Reputation

Organizational Reputation can have multiple definitions. In a recent article, Lange et al. (2011) reviewed the management literature discussing reputation.

In their review, they categorize definitions of reputation into three general ideas:

  1. Being Known
    • Being well-known, broad awareness of the firm irrespective of judgment
    • Disagreements on prominence distinction
  2. Being Known for Something
    • Includes an assessment of a particular attribute of interest or value
    • Perceived quality, evaluation, judgment
  3. Generalized Favorability
    • Includes an assessment based on aggregate multiple organizational attributes
    • Affective, long term

The literature focuses on the effects of reputation. Traditionally, these are positive. For example, reputation can help an organization the benefit of the doubt when negative information is exposed. However, there are also negative effects. For example, reputation can result in raised expectations and subject a firm to the burden of celebrity – or intense scrutiny.
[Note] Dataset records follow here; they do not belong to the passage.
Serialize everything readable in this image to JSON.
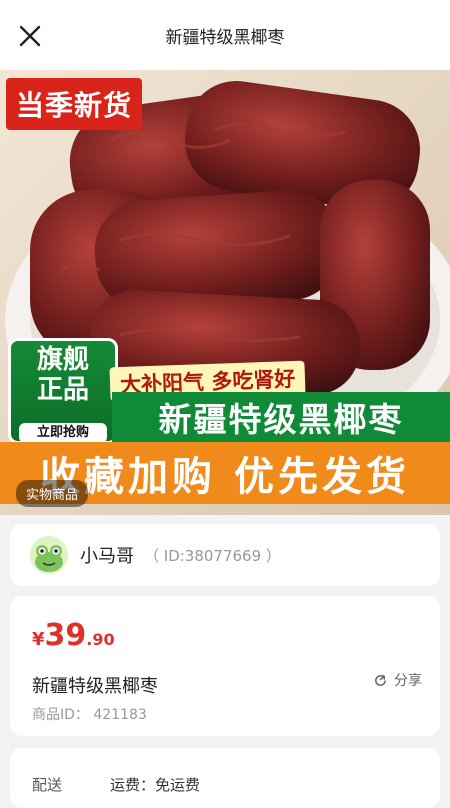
{
  "header": {
    "title": "新疆特级黑椰枣"
  },
  "hero": {
    "tag_new": "当季新货",
    "badge_line1": "旗舰",
    "badge_line2": "正品",
    "badge_pill": "立即抢购",
    "slogan": "大补阳气 多吃肾好",
    "green_banner": "新疆特级黑椰枣",
    "orange_banner": "收藏加购 优先发货",
    "real_tag": "实物商品"
  },
  "seller": {
    "name": "小马哥",
    "id_text": "（ ID:38077669 ）"
  },
  "product": {
    "currency": "¥",
    "price_int": "39",
    "price_dec": ".90",
    "name": "新疆特级黑椰枣",
    "share_label": "分享",
    "id_text": "商品ID： 421183"
  },
  "shipping": {
    "label": "配送",
    "value": "运费：免运费"
  },
  "colors": {
    "accent": "#e0302b",
    "green": "#0f8a36",
    "orange": "#f08a1a"
  }
}
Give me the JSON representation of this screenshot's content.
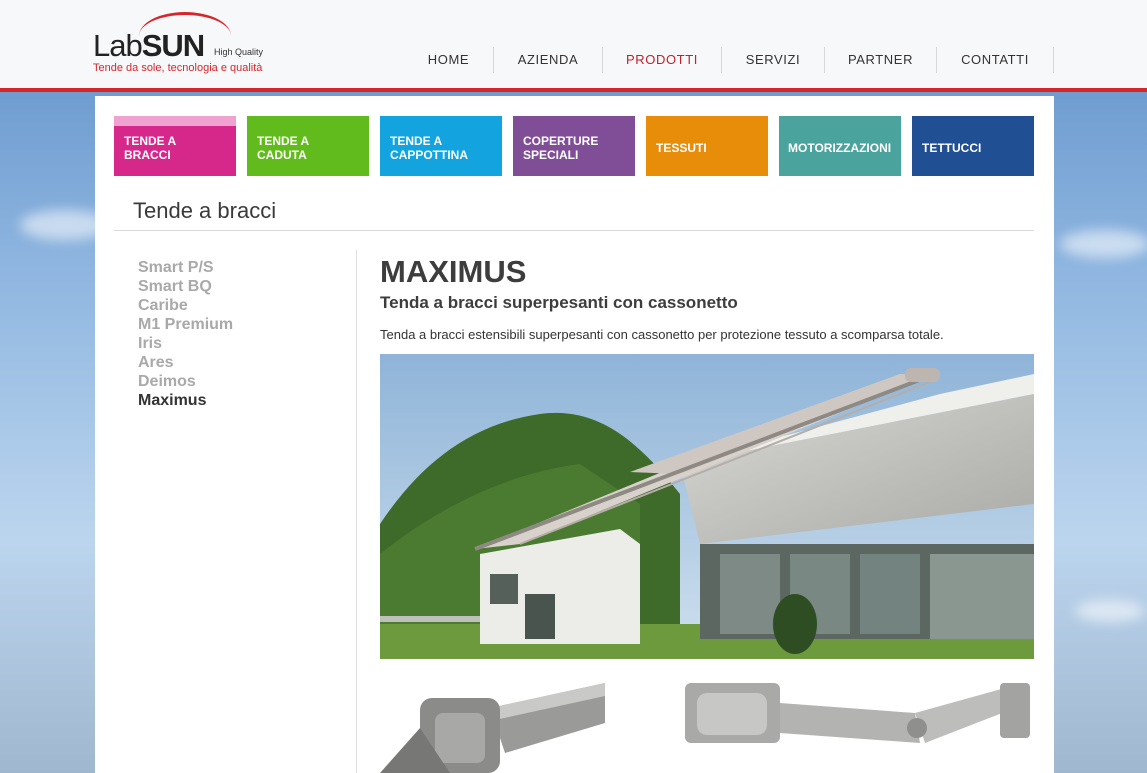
{
  "logo": {
    "word_light": "Lab",
    "word_bold": "SUN",
    "quality": "High Quality",
    "tagline": "Tende da sole, tecnologia e qualità"
  },
  "nav": {
    "items": [
      "HOME",
      "AZIENDA",
      "PRODOTTI",
      "SERVIZI",
      "PARTNER",
      "CONTATTI"
    ],
    "active": "PRODOTTI"
  },
  "categories": [
    {
      "line1": "TENDE A",
      "line2": "BRACCI",
      "color": "#d6278b"
    },
    {
      "line1": "TENDE A",
      "line2": "CADUTA",
      "color": "#62bb1c"
    },
    {
      "line1": "TENDE A",
      "line2": "CAPPOTTINA",
      "color": "#13a3df"
    },
    {
      "line1": "COPERTURE",
      "line2": "SPECIALI",
      "color": "#7f4e96"
    },
    {
      "line1": "",
      "line2": "TESSUTI",
      "color": "#e88d0a"
    },
    {
      "line1": "",
      "line2": "MOTORIZZAZIONI",
      "color": "#4aa39d"
    },
    {
      "line1": "",
      "line2": "TETTUCCI",
      "color": "#204f94"
    }
  ],
  "section": {
    "title": "Tende a bracci"
  },
  "sidebar": {
    "items": [
      "Smart P/S",
      "Smart BQ",
      "Caribe",
      "M1 Premium",
      "Iris",
      "Ares",
      "Deimos",
      "Maximus"
    ],
    "current": "Maximus"
  },
  "product": {
    "name": "MAXIMUS",
    "subtitle": "Tenda a bracci superpesanti con cassonetto",
    "description": "Tenda a bracci estensibili superpesanti con cassonetto per protezione tessuto a scomparsa totale."
  },
  "colors": {
    "accent": "#d6262b",
    "active_nav": "#c0222a"
  }
}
Some papers discussing organizational reputation include:

  • Elsbach 1994:
    • She examined how organizational verbal accounts were constructed after controversial events in order to manage organizational legitimacy, and how effective they are. She drew on impression management research and institutional theory. Her analysis of CA cattle industry shows that organizational accounts that combine acknowledging forms of accounts with references to widely institutionalized characteristics are the most effective in protecting organizational legitimacy.
  • Wade, Porac, Pollock, Graffin 2006:
    • They studied the effects of the certification of individual managers on organizational-, and individual-level outcomes. Using the data from Financial World’s CEO of the year context, they found that certified CEOs received higher compensation than noncertified CEOs when performance was high but lower remuneration (rewards) when performance was poor.
  • Mishina, Dyke, Block, Pollock 2010:
    • Previous studies suggest that high performing firm are less likely to do illegal activities but in reality there are number of instances. They ask why and under what conditions prominent and successful firms would take risks to do bad things? In their paper they discuss the effects of high aspirations, expectations, and prominence. They define Corporate illegality as an illegal act primarily meant to benefit a firm by potentially increasing revenues or decreasing costs. They discuss underlying psychological mechanisms: Loss aversion, house money effect and hubris impact corporate illegality. Loss aversion: if potential gains and losses are of similar magnitude, the negative consequences of losses will loom larger than the other, therefore dominate decision making. House money effect: prior gains tended to lead to higher levels of risk taking, thinking that prior gains are extra money, “the house’s money”, to gamble with.